Chez les esclaves de la famille du président sénégalais Macky Sall

Chez les esclaves de la famille du président sénégalais Macky Sall Le Monde - Fin février, l’ancien président sénégalais Abdoulaye Wade a perdu ses nerfs. Les audiences du procès de son fils Karim se terminaient, le verdict était annoncé pour le 23 mars. Devant les journalistes, dans sa villa du quartier Point E à Dakar, le « vieux »Wade a insultéprésident Macky Sall, son successeur, comme jamais auparavant. Voici ses mots :

« [Macky Sall] c’est un descendant d’esclaves. (…) Ses parents étaient anthropophages (…) Ils mangeaient des bébés et on les a chassés du village. (…) Ceux qui sont propriétaires de la famille de Macky Sall sont toujours là, vivants. Il sait [qu’il est] leur esclave. Je le dis et je l’assume parce qu’on ne peut pas toujours cacher les vérités. (…) Jamais mon fils Karim n’acceptera que Macky Sall soit au-dessus de lui. Dans d’autres situations, je l’aurai vendu en tant qu’esclave (…)».



La violence de ces propos a provoqué la stupeur au Sénégal. Mais curieusement, toutes les réactions n’ont pas été défavorables à Abdoulaye Wade, 88 ans. Car l’ancien président a touché un point sensible.

La société sénégalaise, sous un vernis de modernité, garde les stigmates d’une société organisée selon une hiérarchie implacable, héritée de l’ère précoloniale et dont les « maccubé » (esclaves) constituaient la caste la plus basse, en particulier dans le Fouta (nord du pays), région d’où est originaire Macky Sall.

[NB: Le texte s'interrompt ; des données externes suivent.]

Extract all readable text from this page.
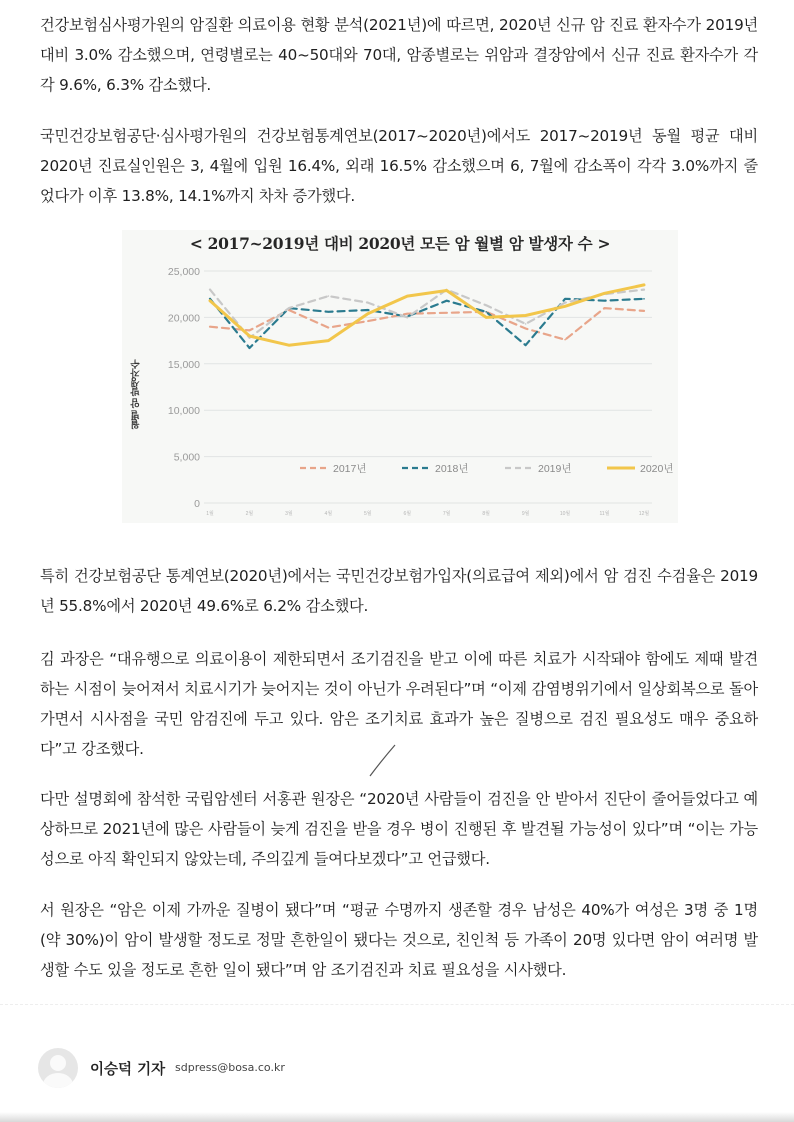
건강보험심사평가원의 암질환 의료이용 현황 분석(2021년)에 따르면, 2020년 신규 암 진료 환자수가 2019년 대비 3.0% 감소했으며, 연령별로는 40~50대와 70대, 암종별로는 위암과 결장암에서 신규 진료 환자수가 각각 9.6%, 6.3% 감소했다.

국민건강보험공단·심사평가원의 건강보험통계연보(2017~2020년)에서도 2017~2019년 동월 평균 대비 2020년 진료실인원은 3, 4월에 입원 16.4%, 외래 16.5% 감소했으며 6, 7월에 감소폭이 각각 3.0%까지 줄었다가 이후 13.8%, 14.1%까지 차차 증가했다.

< 2017~2019년 대비 2020년 모든 암 월별 암 발생자 수 >
월별 암 발생자수
0
5,000
10,000
15,000
20,000
25,000
1월	2월	3월	4월	5월	6월	7월	8월	9월	10월	11월	12월
2017년	2018년	2019년	2020년

특히 건강보험공단 통계연보(2020년)에서는 국민건강보험가입자(의료급여 제외)에서 암 검진 수검율은 2019년 55.8%에서 2020년 49.6%로 6.2% 감소했다.

김 과장은 “대유행으로 의료이용이 제한되면서 조기검진을 받고 이에 따른 치료가 시작돼야 함에도 제때 발견하는 시점이 늦어져서 치료시기가 늦어지는 것이 아닌가 우려된다”며 “이제 감염병위기에서 일상회복으로 돌아가면서 시사점을 국민 암검진에 두고 있다. 암은 조기치료 효과가 높은 질병으로 검진 필요성도 매우 중요하다”고 강조했다.

다만 설명회에 참석한 국립암센터 서홍관 원장은 “2020년 사람들이 검진을 안 받아서 진단이 줄어들었다고 예상하므로 2021년에 많은 사람들이 늦게 검진을 받을 경우 병이 진행된 후 발견될 가능성이 있다”며 “이는 가능성으로 아직 확인되지 않았는데, 주의깊게 들여다보겠다”고 언급했다.

서 원장은 “암은 이제 가까운 질병이 됐다”며 “평균 수명까지 생존할 경우 남성은 40%가 여성은 3명 중 1명(약 30%)이 암이 발생할 정도로 정말 흔한일이 됐다는 것으로, 친인척 등 가족이 20명 있다면 암이 여러명 발생할 수도 있을 정도로 흔한 일이 됐다”며 암 조기검진과 치료 필요성을 시사했다.

이승덕 기자 sdpress@bosa.co.kr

Descend-il vraiment d’esclaves ? Le Monde Afrique a voulu en avoir le cœur net et a envoyé son journaliste Mamadou Ndiaye dans le village du président. Où la surprise est de taille : la famille de Macky Sall n’était pas esclave, mais « ceedo » (guerrière), et avait des esclaves. Nuance. Voici son récit.

Ils sont gonflés à bloc ! Au village de Ndouloumadji Founaybé, près de Matam, dans la région sénégalaise du Fouta à la frontière de la Mauritanie (600 km de Dakar), les accusations de l’ex-président Abdoulaye Wade ont sonné comme une insulte. Il faut dire que c’est le village d’origine de Macky Sall, le président actuel, traité fin février par son prédécesseur de « descendant d’esclave ».

Une dizaine d’hommes ont été conviés sur une parcelle sableuse appartenant au chef du village. Ils ne décolèrent pas. C’est Djiby Sall, cousin du président, qui donne le ton : « Wade a tout faux sur notre famille. Nous sommes de grands propriétaires terriens. Nous avons des esclaves partout dans le Fouta ». Le septuagénaire est nerveux, visiblement secoué par des propos qui visent, selon lui, à « jeter le discrédit et la honte » sur toute sa lignée.

Ses yeux scintillent de rage et sa voix tremble. « Pour des questions d’humilité,je ne pourrai pas en dire plus. Ici, au Fouta, tout le monde se connaît. Allez demander si nous sommes des “maccubés” (membres de la caste des esclaves) ».

Le chef du village,
Ibrahima Ly, tout de bleu vêtu et confortablement assis sur une chaise de plastique, secoue la tête avant de prendre la parole : « Ces propos ont bouleversé tout le village. La famille de l’actuel président de la République fait partie des nobles de Ndouloumadji Founaybé.

D’ailleurs, ce sont les familles Sall et Ly qui ont fondé ce village »,
assène-t-il. Et le chef du village de poursuivre d’un air supérieur, des gestes amples venant appuyer ses propos : « Je ne veux même pas avancer dans ces détails car ici tout le monde le sait. Jamais un “maccudo” (esclave) ne pourra se présenter pour diriger quoi que ce soit. Parce que ce n’est pas son rôle. »

Une main timide se lève. Son propriétaire voudrait prendre la parole mais
Ibrahima Ly, le chef du village, autoritaire, exige de ne pas être interrompu. « Abdoulaye Wade n’a qu’un souci, c’est de faire libérer son fils. C’est un vieillard et, dans nos traditions, nous respectons les vieilles personnes. »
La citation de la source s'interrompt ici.